Voilà. Tu sais à présent pourquoi j'ai toujours détesté les haches et refusé de m'entrainer avec durant mon cursus à l'Académie. Ça me rappelle ma lâcheté.

-La seconde, je devais avoir quatorze ou quinze ans. Comme souvent, je grimpais aux toits, et m'amusait à tester mon équilibre sur les rebords de ceux-ci. J'espérais que le vent me pousserait du mauvais côté, mais il ne s'en ait jamais mêlé. Alors quelques fois je me penchais volontairement, encore et encore. Et puis au dernier moment je reculais. Un jour j'suis tombé, enfin. Mais ma main a eut un vieux réflexe et s'est accroché à la gouttière. C'était une vieille gouttière en très mauvais état, et elle tenait par magie. Donc je l'ai arraché en tombant, ça a fait un bruit pas possible et les habitants sont sortis. J'étais connu pour mes conneries. On m'a rattrapé sain et sauf, et j'ai pris une chasse car mon père a du payé les réparations de la toiture.

Aurait-il agi autrement, son père, s'il avait su toute la culpabilité d'être vivant que ressentait son fils ? Très certainement. Mais dans cette famille c'était le silence qui avait tué la mère et le père. Et c'est sans nul doute ce même silence qui tuera le fils.

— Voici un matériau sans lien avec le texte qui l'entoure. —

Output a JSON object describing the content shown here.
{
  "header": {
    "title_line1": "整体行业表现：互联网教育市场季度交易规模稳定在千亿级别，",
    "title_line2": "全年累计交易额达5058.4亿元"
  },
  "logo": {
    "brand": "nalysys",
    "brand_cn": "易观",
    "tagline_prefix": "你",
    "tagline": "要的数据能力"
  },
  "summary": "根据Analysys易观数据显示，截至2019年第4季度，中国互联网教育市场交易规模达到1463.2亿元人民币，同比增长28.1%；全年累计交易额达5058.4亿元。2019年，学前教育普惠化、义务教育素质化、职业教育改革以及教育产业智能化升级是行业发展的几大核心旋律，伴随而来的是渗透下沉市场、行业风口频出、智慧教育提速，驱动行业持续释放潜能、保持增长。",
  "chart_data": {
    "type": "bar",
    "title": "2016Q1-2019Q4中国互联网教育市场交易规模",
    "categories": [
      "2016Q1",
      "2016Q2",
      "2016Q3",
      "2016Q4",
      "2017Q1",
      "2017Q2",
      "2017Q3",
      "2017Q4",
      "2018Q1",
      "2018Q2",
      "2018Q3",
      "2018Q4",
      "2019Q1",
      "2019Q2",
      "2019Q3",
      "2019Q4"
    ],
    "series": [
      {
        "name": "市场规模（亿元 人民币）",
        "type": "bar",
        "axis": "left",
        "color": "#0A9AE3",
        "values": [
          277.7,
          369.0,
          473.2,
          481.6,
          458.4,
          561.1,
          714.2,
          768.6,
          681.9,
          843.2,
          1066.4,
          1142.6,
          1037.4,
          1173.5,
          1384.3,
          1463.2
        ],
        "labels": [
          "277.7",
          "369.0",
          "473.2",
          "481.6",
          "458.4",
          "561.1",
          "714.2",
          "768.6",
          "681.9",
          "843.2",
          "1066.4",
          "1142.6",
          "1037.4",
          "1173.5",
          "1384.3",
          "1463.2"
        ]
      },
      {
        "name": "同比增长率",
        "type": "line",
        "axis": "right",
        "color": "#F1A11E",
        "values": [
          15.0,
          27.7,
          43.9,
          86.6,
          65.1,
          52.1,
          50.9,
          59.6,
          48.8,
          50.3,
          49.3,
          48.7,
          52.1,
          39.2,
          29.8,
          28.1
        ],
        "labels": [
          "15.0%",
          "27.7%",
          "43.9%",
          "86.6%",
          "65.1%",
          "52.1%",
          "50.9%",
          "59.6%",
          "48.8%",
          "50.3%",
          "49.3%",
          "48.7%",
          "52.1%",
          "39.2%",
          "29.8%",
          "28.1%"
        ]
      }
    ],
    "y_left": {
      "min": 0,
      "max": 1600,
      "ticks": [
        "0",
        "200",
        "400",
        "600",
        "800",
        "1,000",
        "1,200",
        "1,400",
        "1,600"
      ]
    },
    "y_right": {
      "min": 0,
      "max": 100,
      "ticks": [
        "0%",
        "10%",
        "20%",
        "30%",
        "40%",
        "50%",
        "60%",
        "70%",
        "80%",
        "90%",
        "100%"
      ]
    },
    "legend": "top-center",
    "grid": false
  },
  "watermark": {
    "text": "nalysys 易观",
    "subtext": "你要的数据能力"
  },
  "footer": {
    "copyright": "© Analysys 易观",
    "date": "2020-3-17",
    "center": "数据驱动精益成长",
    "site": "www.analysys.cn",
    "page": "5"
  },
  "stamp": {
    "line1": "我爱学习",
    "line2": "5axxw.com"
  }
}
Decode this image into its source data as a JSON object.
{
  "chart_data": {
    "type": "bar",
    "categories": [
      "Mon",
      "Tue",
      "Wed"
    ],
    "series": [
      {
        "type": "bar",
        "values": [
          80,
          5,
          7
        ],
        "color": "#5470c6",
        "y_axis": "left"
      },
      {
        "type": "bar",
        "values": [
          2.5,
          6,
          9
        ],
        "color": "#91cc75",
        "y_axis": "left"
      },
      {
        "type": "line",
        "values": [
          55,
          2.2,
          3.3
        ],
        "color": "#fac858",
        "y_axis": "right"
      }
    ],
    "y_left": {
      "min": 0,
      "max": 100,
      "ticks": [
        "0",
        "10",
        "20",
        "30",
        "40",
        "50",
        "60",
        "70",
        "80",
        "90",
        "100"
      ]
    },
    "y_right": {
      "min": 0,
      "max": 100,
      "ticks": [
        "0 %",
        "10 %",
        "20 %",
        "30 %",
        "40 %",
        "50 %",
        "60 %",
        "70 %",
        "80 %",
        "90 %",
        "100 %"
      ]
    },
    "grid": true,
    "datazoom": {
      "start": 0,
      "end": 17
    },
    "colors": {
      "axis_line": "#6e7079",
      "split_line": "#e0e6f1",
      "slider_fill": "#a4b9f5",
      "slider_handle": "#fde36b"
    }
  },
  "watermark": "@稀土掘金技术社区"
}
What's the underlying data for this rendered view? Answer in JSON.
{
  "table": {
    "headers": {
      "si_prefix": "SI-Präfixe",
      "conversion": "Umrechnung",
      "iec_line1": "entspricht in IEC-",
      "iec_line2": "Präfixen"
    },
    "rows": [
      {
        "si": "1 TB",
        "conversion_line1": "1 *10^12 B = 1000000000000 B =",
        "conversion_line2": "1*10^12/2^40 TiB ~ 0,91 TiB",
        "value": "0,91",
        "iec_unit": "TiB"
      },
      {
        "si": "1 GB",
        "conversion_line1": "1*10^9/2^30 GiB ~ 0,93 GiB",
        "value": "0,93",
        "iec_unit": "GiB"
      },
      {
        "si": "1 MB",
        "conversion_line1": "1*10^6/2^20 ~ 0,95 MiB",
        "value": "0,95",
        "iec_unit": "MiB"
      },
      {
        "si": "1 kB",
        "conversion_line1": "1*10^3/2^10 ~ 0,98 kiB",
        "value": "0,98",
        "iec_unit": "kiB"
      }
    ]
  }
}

-La troisième et quatrième ont eu lieu à l'Académie. Une fois j'ai provoqué volontairement Kylian pour qu'il me frappe à mort. Mais cette mauviette s'est retenu et j'ai finis à l'infirmerie. L'autre j'ai voulu retenter le toit, mais Ene s'est accroché à moi. Après, faut pas compter toutes les fois où j'me suis embarqué dans des situations mortelles, genre le labyrinthe, sinon on en perdra le compte.

Il rit, doucement, pour ne pas l'effrayer, pour la garder au chaud contre lui. Il ne voulait pas lui faire peur. Il avait juste envie de s'accepter comme il était dans cette personnalité là. Avec toutes ses failles.

-J'avais pas prévu de vivre, tu vois ? Et l'avenir me faisait très peur, du coup.

Ses pupilles de saphir crochetèrent les iris d'Ichel.

-Mais là, ça va. Là je ne survis pas. Je vis. Dans tes bras, je vis. Dans tes yeux, je vis.

Son corps se mouva au dessus d'elle avec précaution et il emprisonna son visage entre ses mains.

-Dans ton corps, putain, je vis !

Ses lèvres cessèrent enfin de parler pour venir l'embrasser avec fougue et tous ses muscles se réveillèrent pour venir à la rencontre de la marchombre.
Il avait entendu dire qu'on appelait l'orgasme « la petite mort ». Par pitié, que ce ne soit pas une métaphore, car alors ce serait la plus douce et la plus belle des fins.